Judgment on apartheid era bank bail-out goes against Protector Busisiwe Mkhwebane
Public Protector Busisiwe Mkhwebane has lost her fight against Absa in the High Court in Pretoria. On Friday morning‚ the court set aside the remedial action contained in her Absa-Bankorp report and ordered her to pay 15% of the Reserve Bank’s costs in her personal capacity.
“In the matter before us it transpired that the public protector does not fully understand her constitutional duty to be impartial and to perform her functions without fear‚ favour or prejudice‚” Judge Cynthia Pretorius said in her judgment.
This was a case where “a simple punitive costs order against her in her official capacity will not be appropriate. This is a case where we should go further and order the public protector to pay at least a certain percentage of the costs incurred on a punitive scale”.
The judge ordered that the public protector‚ in her official capacity‚ pay Absa’s costs‚ on an attorney and client scale‚ including the costs of three counsel.
The public protector was ordered to pay 85% of the Reserve Bank’s costs‚ including the cost of three counsel‚ in her official capacity and 15% in her personal capacity.
The court also set aside Mkhwebane’s direction to the Special Investigating Unit (SIU) to reopen an earlier investigation by the unit into the apartheid-era lifeboat granted to Bankorp “in order to recover misappropriate public funds unlawfully given to Absa Bank in the amount of R1.125-billion”.
Absa bought Bankorp in 1992‚ making it a recipient of the Reserve Bank’s assistance. But an investigation in 2000 by a panel headed by Judge Dennis Davis found that the amount paid by Absa for Bankorp took into account the Bank’s lifeboat‚ and therefore Absa had not benefited.

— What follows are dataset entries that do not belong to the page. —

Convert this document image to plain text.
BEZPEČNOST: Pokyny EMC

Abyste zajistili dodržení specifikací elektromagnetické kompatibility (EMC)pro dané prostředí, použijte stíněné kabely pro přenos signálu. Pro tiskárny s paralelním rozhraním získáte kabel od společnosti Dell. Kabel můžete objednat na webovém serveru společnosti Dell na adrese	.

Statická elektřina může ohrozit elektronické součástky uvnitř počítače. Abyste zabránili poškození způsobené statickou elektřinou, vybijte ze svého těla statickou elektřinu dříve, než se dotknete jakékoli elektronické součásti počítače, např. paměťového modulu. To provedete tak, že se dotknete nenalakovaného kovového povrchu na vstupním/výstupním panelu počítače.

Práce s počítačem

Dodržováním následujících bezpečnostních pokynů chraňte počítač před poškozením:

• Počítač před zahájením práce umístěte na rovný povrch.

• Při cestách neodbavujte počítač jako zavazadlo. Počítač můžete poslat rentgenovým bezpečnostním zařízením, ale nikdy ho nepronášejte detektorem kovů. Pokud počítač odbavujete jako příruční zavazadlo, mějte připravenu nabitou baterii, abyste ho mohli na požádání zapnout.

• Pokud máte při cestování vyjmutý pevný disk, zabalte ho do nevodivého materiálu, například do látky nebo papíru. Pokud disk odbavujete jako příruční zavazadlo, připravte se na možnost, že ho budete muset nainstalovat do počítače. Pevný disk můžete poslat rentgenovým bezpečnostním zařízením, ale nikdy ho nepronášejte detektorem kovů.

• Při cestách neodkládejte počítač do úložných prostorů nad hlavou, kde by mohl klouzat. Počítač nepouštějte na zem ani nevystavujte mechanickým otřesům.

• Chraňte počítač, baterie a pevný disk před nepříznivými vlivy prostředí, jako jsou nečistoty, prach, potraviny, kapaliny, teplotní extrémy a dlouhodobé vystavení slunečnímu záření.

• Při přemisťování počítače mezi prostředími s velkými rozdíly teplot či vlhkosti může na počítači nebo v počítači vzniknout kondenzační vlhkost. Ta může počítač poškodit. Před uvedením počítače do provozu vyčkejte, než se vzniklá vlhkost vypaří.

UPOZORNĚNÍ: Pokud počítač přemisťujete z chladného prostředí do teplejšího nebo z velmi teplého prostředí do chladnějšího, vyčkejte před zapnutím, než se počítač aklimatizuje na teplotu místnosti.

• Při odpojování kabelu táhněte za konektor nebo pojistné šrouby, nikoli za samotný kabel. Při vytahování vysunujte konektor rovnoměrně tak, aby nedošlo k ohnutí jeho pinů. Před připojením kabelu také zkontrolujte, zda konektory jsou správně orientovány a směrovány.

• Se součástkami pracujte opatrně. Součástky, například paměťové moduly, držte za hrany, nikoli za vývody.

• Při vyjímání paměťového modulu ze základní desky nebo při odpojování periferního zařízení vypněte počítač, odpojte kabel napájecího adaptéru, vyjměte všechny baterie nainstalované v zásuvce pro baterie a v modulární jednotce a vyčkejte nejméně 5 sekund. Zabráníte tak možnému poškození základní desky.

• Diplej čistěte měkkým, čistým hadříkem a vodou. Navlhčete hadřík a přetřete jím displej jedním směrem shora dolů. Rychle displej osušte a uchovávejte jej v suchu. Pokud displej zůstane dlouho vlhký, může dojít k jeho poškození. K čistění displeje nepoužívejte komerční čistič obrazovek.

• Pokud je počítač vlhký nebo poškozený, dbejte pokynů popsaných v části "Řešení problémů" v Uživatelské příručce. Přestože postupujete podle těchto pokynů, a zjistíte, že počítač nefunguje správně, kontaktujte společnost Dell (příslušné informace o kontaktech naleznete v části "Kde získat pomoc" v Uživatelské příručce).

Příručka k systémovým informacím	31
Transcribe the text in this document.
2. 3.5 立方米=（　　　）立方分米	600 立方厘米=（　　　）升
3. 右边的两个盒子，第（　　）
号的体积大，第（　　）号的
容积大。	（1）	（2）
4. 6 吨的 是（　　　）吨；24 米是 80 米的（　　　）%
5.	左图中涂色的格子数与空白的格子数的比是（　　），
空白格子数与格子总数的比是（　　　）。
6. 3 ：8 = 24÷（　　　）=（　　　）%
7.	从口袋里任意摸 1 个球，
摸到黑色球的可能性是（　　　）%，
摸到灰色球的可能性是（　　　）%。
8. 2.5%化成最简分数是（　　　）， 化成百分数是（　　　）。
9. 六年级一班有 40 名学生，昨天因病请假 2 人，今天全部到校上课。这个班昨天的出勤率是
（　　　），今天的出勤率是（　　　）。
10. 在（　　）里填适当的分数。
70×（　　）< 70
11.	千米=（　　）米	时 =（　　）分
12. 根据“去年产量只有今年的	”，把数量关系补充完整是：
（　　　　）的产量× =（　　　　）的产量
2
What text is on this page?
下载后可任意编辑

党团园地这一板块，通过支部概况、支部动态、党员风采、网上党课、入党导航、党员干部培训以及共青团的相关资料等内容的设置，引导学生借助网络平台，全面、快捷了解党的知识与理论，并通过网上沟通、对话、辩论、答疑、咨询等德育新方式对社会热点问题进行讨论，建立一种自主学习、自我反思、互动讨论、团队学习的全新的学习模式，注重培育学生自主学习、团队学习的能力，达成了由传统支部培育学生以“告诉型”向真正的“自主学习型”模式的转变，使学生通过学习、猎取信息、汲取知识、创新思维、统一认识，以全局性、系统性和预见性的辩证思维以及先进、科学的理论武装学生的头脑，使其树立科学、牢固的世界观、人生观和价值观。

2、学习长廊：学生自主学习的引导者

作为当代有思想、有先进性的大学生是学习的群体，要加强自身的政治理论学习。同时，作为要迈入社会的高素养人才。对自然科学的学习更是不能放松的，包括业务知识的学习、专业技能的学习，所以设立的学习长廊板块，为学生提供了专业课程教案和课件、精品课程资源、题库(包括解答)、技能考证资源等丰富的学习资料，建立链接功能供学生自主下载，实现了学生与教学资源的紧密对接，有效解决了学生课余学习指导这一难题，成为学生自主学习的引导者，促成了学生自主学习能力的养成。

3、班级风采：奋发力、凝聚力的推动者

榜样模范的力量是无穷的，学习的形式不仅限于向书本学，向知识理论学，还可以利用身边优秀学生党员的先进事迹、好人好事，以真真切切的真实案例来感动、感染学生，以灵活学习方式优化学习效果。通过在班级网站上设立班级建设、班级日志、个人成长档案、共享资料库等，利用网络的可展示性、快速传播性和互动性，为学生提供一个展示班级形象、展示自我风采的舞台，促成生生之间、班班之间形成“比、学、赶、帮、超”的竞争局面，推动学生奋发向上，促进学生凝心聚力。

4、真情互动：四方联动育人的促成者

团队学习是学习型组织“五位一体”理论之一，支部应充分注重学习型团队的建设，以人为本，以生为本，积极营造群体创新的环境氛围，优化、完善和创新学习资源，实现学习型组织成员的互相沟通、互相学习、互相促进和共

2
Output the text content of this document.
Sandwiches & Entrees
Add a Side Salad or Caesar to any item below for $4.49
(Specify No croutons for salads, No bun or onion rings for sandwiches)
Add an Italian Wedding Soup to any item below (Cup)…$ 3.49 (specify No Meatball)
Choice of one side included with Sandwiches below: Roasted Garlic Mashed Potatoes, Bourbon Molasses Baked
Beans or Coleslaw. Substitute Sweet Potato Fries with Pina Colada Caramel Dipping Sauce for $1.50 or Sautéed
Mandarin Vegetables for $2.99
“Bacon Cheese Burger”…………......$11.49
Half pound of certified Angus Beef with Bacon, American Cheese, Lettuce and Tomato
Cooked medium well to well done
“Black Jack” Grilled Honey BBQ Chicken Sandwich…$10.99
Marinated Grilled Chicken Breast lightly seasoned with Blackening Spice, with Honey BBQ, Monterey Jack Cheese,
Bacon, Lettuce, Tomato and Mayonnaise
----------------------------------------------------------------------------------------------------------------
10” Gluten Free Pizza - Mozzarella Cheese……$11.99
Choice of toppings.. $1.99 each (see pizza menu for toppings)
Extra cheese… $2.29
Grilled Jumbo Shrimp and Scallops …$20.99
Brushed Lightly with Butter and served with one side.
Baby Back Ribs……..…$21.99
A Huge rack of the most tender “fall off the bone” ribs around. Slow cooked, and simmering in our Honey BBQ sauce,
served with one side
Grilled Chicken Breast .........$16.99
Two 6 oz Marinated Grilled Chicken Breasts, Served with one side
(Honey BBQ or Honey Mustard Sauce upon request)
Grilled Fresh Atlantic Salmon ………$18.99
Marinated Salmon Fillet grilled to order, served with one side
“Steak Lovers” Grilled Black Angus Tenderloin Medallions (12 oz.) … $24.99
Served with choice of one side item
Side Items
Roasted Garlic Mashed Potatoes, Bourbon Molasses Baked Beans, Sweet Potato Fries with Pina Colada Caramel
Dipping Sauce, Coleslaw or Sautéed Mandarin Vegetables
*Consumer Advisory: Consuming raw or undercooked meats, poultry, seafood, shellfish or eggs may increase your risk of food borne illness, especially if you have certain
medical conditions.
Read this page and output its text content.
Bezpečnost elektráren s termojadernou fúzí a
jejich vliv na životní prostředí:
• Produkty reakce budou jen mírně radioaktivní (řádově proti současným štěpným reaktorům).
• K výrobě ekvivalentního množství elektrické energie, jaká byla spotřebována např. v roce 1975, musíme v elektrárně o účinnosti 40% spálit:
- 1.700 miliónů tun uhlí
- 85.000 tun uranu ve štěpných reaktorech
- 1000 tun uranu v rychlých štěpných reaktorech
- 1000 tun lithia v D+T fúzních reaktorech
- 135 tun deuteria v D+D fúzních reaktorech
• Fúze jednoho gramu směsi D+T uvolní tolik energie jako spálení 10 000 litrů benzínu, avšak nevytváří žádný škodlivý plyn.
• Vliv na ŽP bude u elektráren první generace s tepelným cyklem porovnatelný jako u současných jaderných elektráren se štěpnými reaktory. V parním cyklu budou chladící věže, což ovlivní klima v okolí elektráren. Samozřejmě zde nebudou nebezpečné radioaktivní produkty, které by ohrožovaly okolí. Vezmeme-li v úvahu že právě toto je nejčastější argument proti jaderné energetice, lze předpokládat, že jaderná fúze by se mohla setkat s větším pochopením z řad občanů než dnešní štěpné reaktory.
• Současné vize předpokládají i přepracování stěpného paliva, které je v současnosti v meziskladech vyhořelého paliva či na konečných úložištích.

Following a complaint instituted in 2010 by advocate Paul Hoffman‚ the director of Accountability Now‚ over the government’s alleged failure to implement the “Ciex report”‚ the public protector’s office reopened the case. The report was the work of British Intelligence officer Michael Oatley‚ who in 1997 agreed to help the government recover misappropriated apartheid-era public funds.
In papers‚ the finance minister‚ the Reserve Bank and Absa repeatedly asserted that Mkhwebane’s findings paid no regard to the evidence before her.
The Reserve Bank was seeking a declaratory order that Mkhwebane abused her office by‚ for example‚ holding secret meetings with the Presidency that were not disclosed in her final report. The court did not grant this order.